Jill Greenbaum is a contemplative chaplain and advocate of conscious living and dying. She companions people as they creatively explore their mortality, values, legacy, wishes, and plans for their end-of-life care.

Jill helped open a domestic violence shelter, directed two anti-sexual violence programs, volunteered on a medical service trip in the Himalayas, and recently designed a trauma-informed program for teaching artists. She’s a lifelong New Yorker, world traveler, and artist. 

She holds a doctoral degree in education and was a teacher, principal, and administrator in special education settings in New York City. Her consultancy work focuses on training design and development, graphic facilitation, Appreciative Inquiry coaching, and visual thinking skills. Jill completed her chaplaincy training at the Upaya Zen Center. (124 words)

DRAFT 2

Jill Greenbaum is a contemplative chaplain and advocate of conscious living and dying. She helps people creatively explore their mortality, values, legacy, wishes, and plans for their end-of-life care. Her approach centers on nurturing people’s inner strengths, resilience, and ability to become the artists of their own lives. Jill completed her chaplaincy training at the Upaya Zen Center.

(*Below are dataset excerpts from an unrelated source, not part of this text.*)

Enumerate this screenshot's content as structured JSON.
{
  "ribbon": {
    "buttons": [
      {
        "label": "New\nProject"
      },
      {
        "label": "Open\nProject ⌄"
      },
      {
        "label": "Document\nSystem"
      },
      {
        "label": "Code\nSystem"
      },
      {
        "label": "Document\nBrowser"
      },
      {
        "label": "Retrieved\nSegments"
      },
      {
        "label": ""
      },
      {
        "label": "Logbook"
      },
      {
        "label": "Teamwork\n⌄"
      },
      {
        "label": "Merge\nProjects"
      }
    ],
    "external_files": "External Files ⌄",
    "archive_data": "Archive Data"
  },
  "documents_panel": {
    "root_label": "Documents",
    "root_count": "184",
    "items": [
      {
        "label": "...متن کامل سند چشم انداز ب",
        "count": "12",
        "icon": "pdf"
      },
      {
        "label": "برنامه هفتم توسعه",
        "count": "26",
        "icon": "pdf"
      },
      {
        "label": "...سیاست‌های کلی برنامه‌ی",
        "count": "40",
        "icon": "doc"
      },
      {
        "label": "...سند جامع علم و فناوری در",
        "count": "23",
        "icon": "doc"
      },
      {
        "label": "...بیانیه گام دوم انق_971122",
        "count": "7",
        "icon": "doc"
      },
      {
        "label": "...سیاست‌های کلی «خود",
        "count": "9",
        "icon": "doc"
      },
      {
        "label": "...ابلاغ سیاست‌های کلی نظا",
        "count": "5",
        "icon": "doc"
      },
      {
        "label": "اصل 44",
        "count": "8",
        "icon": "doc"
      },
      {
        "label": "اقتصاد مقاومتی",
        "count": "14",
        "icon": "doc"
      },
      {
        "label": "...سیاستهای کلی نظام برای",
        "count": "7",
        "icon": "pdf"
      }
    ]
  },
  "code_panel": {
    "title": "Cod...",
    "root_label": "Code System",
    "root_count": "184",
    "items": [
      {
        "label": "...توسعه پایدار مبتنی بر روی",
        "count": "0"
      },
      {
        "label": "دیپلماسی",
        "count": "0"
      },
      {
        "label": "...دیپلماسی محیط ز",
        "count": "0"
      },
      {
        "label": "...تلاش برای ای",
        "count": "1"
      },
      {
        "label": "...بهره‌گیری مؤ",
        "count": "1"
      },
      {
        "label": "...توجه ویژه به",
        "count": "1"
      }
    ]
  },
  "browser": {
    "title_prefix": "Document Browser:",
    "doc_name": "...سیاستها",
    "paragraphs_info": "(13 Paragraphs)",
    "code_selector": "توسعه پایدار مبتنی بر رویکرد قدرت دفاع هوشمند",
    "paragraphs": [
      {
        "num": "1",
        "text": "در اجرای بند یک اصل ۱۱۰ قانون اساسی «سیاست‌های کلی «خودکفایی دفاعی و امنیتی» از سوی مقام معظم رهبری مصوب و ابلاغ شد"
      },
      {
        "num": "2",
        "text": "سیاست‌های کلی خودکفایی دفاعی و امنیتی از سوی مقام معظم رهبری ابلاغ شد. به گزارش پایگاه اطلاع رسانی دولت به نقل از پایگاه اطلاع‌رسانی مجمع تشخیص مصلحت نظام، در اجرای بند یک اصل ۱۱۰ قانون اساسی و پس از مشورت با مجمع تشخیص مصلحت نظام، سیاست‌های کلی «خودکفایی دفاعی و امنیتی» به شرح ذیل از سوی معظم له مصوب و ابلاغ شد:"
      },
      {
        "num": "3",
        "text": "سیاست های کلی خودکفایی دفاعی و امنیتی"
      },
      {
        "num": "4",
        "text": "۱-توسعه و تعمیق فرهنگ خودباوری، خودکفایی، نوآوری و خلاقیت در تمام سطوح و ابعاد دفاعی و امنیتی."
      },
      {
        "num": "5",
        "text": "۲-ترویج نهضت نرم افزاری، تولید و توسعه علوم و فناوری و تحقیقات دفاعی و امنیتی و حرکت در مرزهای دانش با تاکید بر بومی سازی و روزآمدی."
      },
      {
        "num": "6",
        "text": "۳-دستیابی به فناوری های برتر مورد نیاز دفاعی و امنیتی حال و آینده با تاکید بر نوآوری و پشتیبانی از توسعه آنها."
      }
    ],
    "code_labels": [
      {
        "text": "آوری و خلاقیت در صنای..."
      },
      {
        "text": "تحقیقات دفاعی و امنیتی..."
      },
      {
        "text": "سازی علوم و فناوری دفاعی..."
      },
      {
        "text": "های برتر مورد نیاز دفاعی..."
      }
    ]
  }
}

She holds a doctoral degree in education from Teachers College, Columbia University. Her consultancy work focuses on graphic facilitation, training design and development, Appreciative Inquiry coaching, and teaching visual thinking skills. She is a lifelong New Yorker and world traveler. (100 words)

I need to send off my bio by Thursday not only to meet a deadline but also to stop “rearranging deck chairs on the Titanic”/tinkering at the edges of it. I’d love to hear your thoughts about them (even if you write to me after tomorrow). And if you have suggestions (especially around clarity and conciseness), I’m all ears. I am happy to return the favor should you want an extra pair of eyes on your bio. Thank you!